Le plus intéressant dans tout ça, c’est que le cas de Sophie est loin d’être isolé : “la culture de la productivité est entrée dans nos valeurs et touche tous les pans de notre vie. En amour, amitié, lorsque l’on fait la fête, qu’on choisit un resto ou qu’on part en vacances”, analyse Betsy Parayil Pezard, fondatrice de Connection Leadership et spécialiste de la mindfulness.  Pourtant, les vacances étaient censées - à l’origine - être une forme de contre-temps qui nous permettait de vivre sur un autre rythme.

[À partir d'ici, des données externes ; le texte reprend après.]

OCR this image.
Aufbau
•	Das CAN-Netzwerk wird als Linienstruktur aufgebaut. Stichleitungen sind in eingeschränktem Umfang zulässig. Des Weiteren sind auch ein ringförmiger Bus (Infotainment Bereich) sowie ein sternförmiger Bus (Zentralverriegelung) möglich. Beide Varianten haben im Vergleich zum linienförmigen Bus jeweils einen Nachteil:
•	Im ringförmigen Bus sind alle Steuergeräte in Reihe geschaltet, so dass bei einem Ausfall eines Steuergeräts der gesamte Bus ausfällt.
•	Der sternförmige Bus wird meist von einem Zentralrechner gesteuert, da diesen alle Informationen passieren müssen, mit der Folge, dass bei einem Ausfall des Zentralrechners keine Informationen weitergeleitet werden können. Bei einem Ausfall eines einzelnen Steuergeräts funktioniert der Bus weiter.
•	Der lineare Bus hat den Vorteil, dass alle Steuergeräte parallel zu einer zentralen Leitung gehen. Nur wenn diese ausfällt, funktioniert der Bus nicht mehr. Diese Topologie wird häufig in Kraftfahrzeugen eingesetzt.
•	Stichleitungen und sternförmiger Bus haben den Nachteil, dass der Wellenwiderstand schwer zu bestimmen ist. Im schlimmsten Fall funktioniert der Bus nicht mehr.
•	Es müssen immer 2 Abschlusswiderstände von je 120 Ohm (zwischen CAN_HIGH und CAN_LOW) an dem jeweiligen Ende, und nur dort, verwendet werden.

La performance ne prend pas de vacances

Mais Facebook, Instagram et TikTok sont passés par là et sont devenus de véritables instruments sociaux pour dévoiler notre vie, nos savoir-faire, nos temps de récréation et donc… nos performances. Des images qui offrent finalement un point de vue très partiel sur la réalité.

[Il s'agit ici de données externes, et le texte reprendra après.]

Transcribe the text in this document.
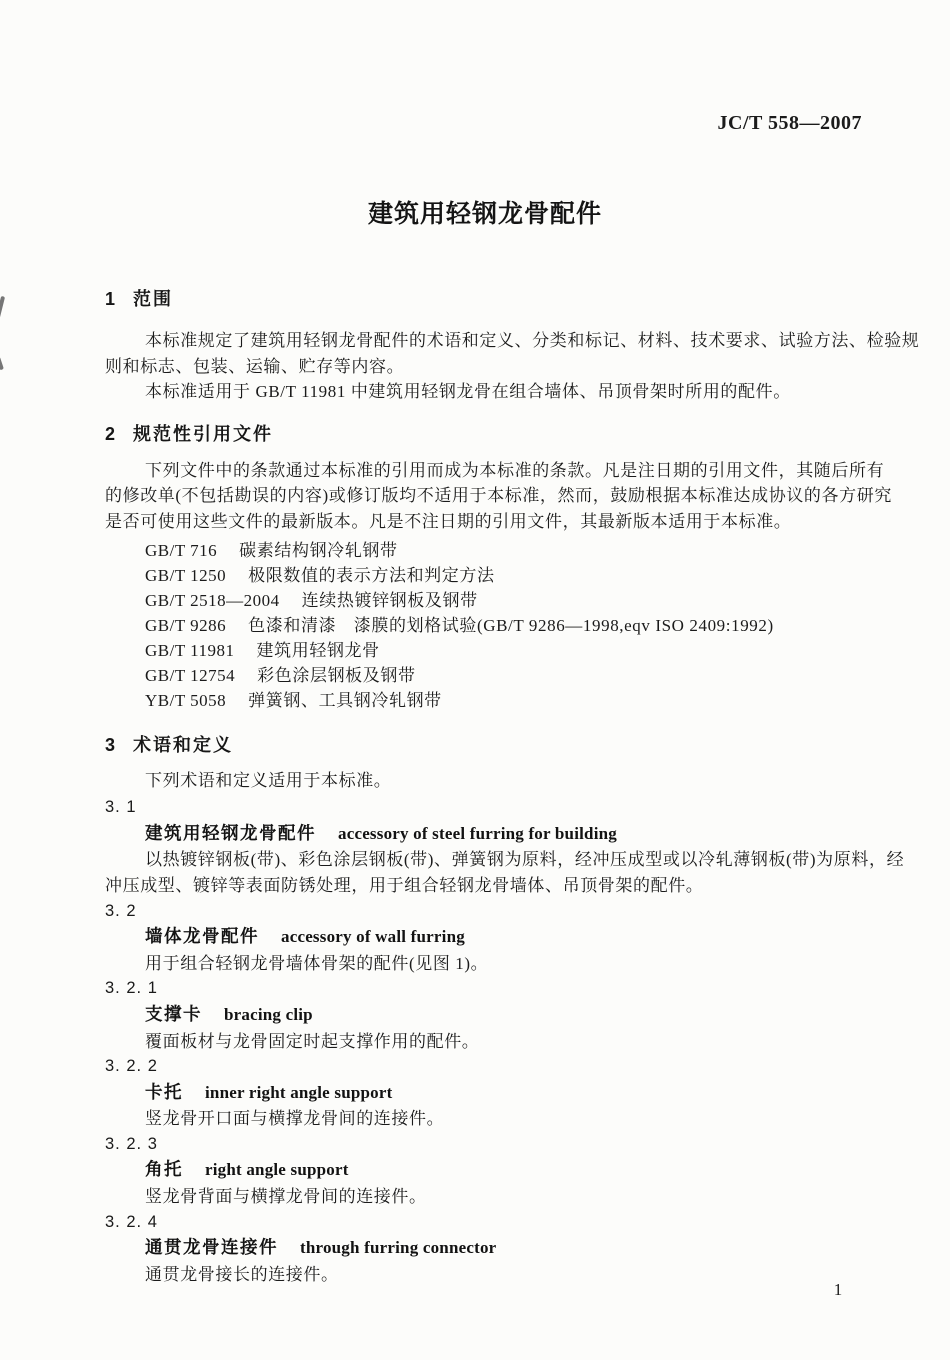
JC/T 558—2007
建筑用轻钢龙骨配件
1 范围
本标准规定了建筑用轻钢龙骨配件的术语和定义、分类和标记、材料、技术要求、试验方法、检验规
则和标志、包装、运输、贮存等内容。
本标准适用于 GB/T 11981 中建筑用轻钢龙骨在组合墙体、吊顶骨架时所用的配件。
2 规范性引用文件
下列文件中的条款通过本标准的引用而成为本标准的条款。凡是注日期的引用文件，其随后所有
的修改单(不包括勘误的内容)或修订版均不适用于本标准，然而，鼓励根据本标准达成协议的各方研究
是否可使用这些文件的最新版本。凡是不注日期的引用文件，其最新版本适用于本标准。
GB/T 716 碳素结构钢冷轧钢带
GB/T 1250 极限数值的表示方法和判定方法
GB/T 2518—2004 连续热镀锌钢板及钢带
GB/T 9286 色漆和清漆　漆膜的划格试验(GB/T 9286—1998,eqv ISO 2409:1992)
GB/T 11981 建筑用轻钢龙骨
GB/T 12754 彩色涂层钢板及钢带
YB/T 5058 弹簧钢、工具钢冷轧钢带
3 术语和定义
下列术语和定义适用于本标准。
3. 1
建筑用轻钢龙骨配件 accessory of steel furring for building
以热镀锌钢板(带)、彩色涂层钢板(带)、弹簧钢为原料，经冲压成型或以冷轧薄钢板(带)为原料，经
冲压成型、镀锌等表面防锈处理，用于组合轻钢龙骨墙体、吊顶骨架的配件。
3. 2
墙体龙骨配件 accessory of wall furring
用于组合轻钢龙骨墙体骨架的配件(见图 1)。
3. 2. 1
支撑卡 bracing clip
覆面板材与龙骨固定时起支撑作用的配件。
3. 2. 2
卡托 inner right angle support
竖龙骨开口面与横撑龙骨间的连接件。
3. 2. 3
角托 right angle support
竖龙骨背面与横撑龙骨间的连接件。
3. 2. 4
通贯龙骨连接件 through furring connector
通贯龙骨接长的连接件。
1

En vacances, on ne va pas photographier le parking de l’aéroport ! On immortalise que ce qui est beau à voir. Du coup, cela induit une forme de pression généralisée. Inutile de poster les photos de ses vacances à Melun (sorry les Mélunais) : la destination doit être un poil plus grisante. Ou alors, il faut maîtriser l’art de la mise en scène.

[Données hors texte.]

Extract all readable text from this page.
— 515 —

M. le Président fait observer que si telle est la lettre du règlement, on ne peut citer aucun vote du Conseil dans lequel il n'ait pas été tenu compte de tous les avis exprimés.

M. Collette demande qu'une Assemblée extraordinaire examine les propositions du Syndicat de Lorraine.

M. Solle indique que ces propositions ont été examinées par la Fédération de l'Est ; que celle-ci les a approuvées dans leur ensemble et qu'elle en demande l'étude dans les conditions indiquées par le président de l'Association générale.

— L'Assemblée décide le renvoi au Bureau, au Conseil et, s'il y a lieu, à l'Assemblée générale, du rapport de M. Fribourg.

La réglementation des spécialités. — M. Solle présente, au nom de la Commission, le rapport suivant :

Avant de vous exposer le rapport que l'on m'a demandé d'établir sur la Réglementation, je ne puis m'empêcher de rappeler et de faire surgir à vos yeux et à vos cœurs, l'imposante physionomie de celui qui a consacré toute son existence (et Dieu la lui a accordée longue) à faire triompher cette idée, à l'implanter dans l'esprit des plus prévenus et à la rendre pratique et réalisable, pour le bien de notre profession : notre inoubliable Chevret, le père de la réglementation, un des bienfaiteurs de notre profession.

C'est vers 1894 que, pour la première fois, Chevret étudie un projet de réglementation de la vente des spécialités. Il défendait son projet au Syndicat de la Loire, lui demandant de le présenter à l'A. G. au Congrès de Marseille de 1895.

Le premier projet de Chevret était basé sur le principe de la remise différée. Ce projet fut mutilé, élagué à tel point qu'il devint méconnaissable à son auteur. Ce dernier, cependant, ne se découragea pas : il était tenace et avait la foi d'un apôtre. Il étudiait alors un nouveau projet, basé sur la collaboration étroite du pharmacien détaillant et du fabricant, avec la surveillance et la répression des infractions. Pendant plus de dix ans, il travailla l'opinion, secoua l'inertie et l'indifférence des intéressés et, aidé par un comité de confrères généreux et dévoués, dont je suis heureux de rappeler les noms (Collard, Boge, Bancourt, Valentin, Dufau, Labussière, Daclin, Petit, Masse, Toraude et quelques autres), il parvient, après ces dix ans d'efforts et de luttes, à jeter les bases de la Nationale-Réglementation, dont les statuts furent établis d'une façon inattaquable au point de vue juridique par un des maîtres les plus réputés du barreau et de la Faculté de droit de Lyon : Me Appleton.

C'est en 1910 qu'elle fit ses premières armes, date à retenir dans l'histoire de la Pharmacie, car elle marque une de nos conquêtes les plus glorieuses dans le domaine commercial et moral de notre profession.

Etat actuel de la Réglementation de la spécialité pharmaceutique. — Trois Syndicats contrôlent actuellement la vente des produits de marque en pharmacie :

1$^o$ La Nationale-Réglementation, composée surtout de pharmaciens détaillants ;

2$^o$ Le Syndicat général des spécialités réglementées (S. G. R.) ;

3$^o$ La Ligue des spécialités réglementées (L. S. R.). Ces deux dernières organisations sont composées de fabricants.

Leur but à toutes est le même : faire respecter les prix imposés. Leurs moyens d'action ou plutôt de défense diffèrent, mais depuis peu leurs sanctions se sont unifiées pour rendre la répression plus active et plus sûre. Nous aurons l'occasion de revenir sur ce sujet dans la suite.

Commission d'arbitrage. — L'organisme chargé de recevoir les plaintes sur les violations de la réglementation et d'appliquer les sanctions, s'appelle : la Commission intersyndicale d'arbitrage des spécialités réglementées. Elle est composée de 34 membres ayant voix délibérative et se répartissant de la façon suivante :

Au final, on ne met jamais l’accent sur ce qui est le plus important (et ne se voit pas à l’écran) : nous reposer et débrancher notre cerveau pour régénérer physiologiquement notre système. Pour Betsy Parayil Pezard, les vacances sont le moment idéal pour “être” simplement. “C’est un temps d’ouverture pour s’intéresser à autre chose que notre quotidien”, souligne-t-elle. Un temps à partager avec les autres pour entrer dans des conversations profondes, un temps pour éprouver la matière, c’est-à-dire sortir un peu de son esprit pour être davantage dans son corps. Manger, siester, rêver.

L’angoisse des vacances, ça existe

Vivre le moment présent, c’est aussi ce que souhaiterait Sophie. Sauf que cette injonction au lâcher prise peut produire l’effet inverse chez elle. “J’ai un quotidien assez dense, alors quand j’arrive en vacances le fait de perdre le rythme et ne pas avoir les obligations du quotidien peut générer chez moi de l’anxiété. C’est souvent pendant les vacances que j’ai des émotions négatives qui resurgissent”, témoigne la jeune mère.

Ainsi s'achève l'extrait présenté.